Scattering theory of spin waves by lattice dislocation defects

We investigate spin-wave propagation in magnetic insulators in the presence of lattice dislocations. Within a continuum magnetoelastic framework, we show that the strain fields generated by dislocations induce equilibrium magnetic textures. The morphology of these textures depends sensitively on the dislocation type and acts as a localized scattering potential for spin-wave excitations. As a result, the scattering response exhibits pronounced asymmetries and interference effects governed by the magnetoelastic coupling and the dislocation type.

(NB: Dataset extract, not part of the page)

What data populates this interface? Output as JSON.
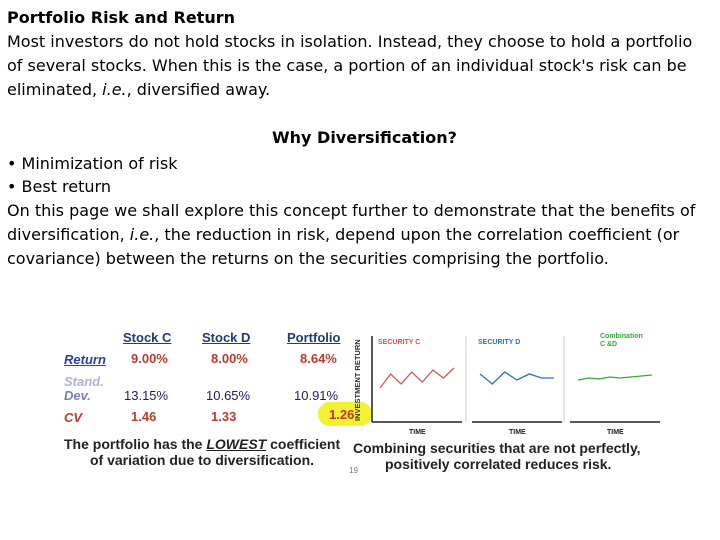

By combining numerical simulations with analytical scattering theory, we compute differential cross sections and frequency-dependent transmission coefficients. Furthermore, analysis of the effective potential landscape reveals that the defect forms a barrier that modulates spin-wave transport and, crucially, breaks the intrinsic reflectionless nature of magnetic domain walls. Our findings identify lattice dislocations as tunable scattering centers, opening new avenues for defect engineering in magnonic devices.

💡 Research Summary

This paper presents a comprehensive study of spin‑wave (magnon) propagation in magnetic insulators containing lattice dislocation lines, using a continuum magneto‑elastic framework. The authors first derive the strain fields generated by straight dislocation lines (edge, screw, and mixed) in an isotropic cubic crystal, employing classical elasticity formulas for the displacement field and the associated strain tensor. These strain fields couple to the magnetization via the magneto‑elastic constants b₁ and b₂, adding a spatially varying term to the magnetic free‑energy density. Consequently, the equilibrium magnetic texture becomes non‑uniform, forming a localized effective potential V_eff(x,z) that can scatter magnons.

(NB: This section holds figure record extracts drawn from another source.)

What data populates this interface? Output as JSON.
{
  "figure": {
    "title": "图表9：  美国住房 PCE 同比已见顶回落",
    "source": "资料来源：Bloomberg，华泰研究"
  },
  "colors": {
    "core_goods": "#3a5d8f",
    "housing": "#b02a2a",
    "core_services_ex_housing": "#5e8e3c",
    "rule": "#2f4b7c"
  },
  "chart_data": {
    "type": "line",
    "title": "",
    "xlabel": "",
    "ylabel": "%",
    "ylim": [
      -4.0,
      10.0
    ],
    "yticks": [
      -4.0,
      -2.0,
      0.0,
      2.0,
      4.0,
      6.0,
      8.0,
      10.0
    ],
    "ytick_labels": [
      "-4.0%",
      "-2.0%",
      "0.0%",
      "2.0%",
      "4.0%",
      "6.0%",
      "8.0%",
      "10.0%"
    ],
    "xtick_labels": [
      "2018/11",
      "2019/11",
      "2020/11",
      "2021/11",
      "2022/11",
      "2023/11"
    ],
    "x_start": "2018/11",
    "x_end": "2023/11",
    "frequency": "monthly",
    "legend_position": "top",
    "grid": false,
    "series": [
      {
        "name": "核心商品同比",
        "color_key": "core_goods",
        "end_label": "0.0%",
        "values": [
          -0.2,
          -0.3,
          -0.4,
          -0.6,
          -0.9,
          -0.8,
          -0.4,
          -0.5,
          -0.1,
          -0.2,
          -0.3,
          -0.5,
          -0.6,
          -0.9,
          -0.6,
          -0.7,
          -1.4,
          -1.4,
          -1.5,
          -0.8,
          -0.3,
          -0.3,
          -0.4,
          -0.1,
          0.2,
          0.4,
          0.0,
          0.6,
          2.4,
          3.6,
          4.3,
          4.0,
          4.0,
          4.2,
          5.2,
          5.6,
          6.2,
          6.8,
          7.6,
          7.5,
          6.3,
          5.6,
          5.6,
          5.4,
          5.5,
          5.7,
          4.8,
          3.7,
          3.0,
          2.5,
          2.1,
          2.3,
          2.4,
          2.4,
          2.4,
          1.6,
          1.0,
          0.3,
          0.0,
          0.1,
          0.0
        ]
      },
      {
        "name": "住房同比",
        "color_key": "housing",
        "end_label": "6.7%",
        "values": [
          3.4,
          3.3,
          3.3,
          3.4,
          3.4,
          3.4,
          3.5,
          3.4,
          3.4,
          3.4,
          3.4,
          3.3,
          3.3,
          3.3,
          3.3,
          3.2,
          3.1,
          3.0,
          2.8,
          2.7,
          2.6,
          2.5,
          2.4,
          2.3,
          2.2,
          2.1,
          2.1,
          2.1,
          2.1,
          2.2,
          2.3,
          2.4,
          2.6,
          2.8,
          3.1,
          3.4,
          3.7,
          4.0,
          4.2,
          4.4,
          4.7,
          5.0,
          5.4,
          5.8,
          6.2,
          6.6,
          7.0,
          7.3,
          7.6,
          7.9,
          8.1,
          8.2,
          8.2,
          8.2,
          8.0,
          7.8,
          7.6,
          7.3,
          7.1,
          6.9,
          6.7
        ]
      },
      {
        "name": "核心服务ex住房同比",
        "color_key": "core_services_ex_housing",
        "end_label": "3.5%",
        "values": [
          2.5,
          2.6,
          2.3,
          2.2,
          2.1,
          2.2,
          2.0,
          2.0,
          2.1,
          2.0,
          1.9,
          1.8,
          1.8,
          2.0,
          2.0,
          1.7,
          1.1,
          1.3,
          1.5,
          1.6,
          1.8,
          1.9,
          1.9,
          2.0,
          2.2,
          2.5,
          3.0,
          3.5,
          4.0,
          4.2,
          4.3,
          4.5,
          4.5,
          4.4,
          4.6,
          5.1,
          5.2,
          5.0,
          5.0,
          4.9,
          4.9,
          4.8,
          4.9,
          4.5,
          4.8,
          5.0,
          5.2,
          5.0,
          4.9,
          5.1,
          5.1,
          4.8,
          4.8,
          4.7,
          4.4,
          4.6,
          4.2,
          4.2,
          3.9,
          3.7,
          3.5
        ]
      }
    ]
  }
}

Two complementary approaches are used to characterize the equilibrium textures. In a one‑dimensional reduction (magnetization varies only along the x‑axis, with translational invariance along the dislocation line), the authors fix the azimuthal angle φ by the Burgers vector components and Poisson ratio, reducing the problem to a nonlinear differential equation for the polar angle θ(x). The equation contains a term β that quantifies the dislocation’s contribution; when β=0 the problem reduces to a standard domain‑wall profile. Numerical solutions via Newton‑Raphson are obtained for both homogeneous (θ(±L)=0) and domain‑wall (θ(−L)=0, θ(+L)=π) boundary conditions, and for two regimes of magneto‑elastic coupling: a weak regime using realistic YIG parameters, and a strong regime with b₁, b₂ increased tenfold. The results reveal that edge, screw, and mixed dislocations generate distinct magnetic structures: Nèel‑type walls for edge, Bloch‑type walls for screw, and hybrid walls for mixed dislocations. In the strong‑coupling limit the dislocation dominates over exchange near the core, producing vortex‑like textures.

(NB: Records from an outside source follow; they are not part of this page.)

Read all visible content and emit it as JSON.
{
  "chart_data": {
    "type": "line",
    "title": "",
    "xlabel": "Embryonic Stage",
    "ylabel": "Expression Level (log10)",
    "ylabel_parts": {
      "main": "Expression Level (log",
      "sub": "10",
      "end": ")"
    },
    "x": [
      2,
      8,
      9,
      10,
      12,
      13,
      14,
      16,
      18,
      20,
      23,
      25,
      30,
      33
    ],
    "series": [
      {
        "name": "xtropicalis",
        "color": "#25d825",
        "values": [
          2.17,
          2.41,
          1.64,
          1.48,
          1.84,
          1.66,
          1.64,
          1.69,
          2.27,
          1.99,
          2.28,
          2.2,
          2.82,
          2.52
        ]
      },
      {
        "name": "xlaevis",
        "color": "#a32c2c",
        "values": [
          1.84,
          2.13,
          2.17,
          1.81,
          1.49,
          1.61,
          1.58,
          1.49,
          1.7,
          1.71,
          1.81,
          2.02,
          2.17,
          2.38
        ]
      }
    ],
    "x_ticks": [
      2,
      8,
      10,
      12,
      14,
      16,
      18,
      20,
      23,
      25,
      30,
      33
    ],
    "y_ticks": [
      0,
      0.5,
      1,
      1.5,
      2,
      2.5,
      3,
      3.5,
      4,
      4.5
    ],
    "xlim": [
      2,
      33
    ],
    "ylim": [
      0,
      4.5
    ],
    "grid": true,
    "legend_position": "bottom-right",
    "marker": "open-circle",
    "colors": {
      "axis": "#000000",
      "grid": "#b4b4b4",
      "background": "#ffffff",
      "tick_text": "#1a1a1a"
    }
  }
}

To validate the 1D insights, full three‑dimensional micromagnetic simulations are performed by integrating the Landau‑Lifshitz‑Gilbert equation with a high damping constant (α_G=0.5) for rapid convergence. The simulation domain (200 nm × 200 nm, 501 × 501 grid) includes free boundary conditions. The relaxed magnetization maps confirm the 1D predictions and further show that screw dislocations induce tighter in‑plane curls, while mixed dislocations can suppress the out‑of‑plane component and generate vortex cores, especially in the strong‑coupling regime. Edge dislocations produce negligible texture because the initial magnetization aligns with the strain‑induced anisotropy axis, rendering the magneto‑elastic energy essentially zero.

The scattering problem is tackled next. In the 1D picture the effective potential acts as a barrier, breaking the reflectionless property of a magnetic domain wall. Reflection (R(ω)) and transmission (T(ω)) coefficients are computed as functions of frequency, showing pronounced asymmetry and dependence on dislocation type. Extending to two dimensions, the authors calculate differential cross sections dσ/dΩ for various incident angles (θ_inc, α) and frequencies. The results exhibit strong anisotropy: forward and backward scattering lobes interfere, producing Fano‑like line shapes. The scattering is highly sensitive to the Burgers vector orientation, Poisson ratio, and magneto‑elastic strength, indicating that dislocations can serve as tunable magnonic scatterers.

Overall, the study demonstrates that lattice dislocations generate localized strain‑mediated magnetic textures that act as effective magnon scattering centers. The type of dislocation and the strength of magneto‑elastic coupling control the shape of the potential, the resulting magnetic texture, and the scattering characteristics, including the breaking of the domain‑wall’s intrinsic reflectionless transmission. This insight opens a pathway for defect‑engineered magnonic devices, where intentional placement or manipulation of dislocations could realize magnonic switches, filters, or waveguides. The authors suggest future work on arrays of dislocations, nonlinear magnon interactions (e.g., solitons), and experimental verification using Brillouin light scattering, magneto‑optical imaging, or spin‑wave spectroscopy.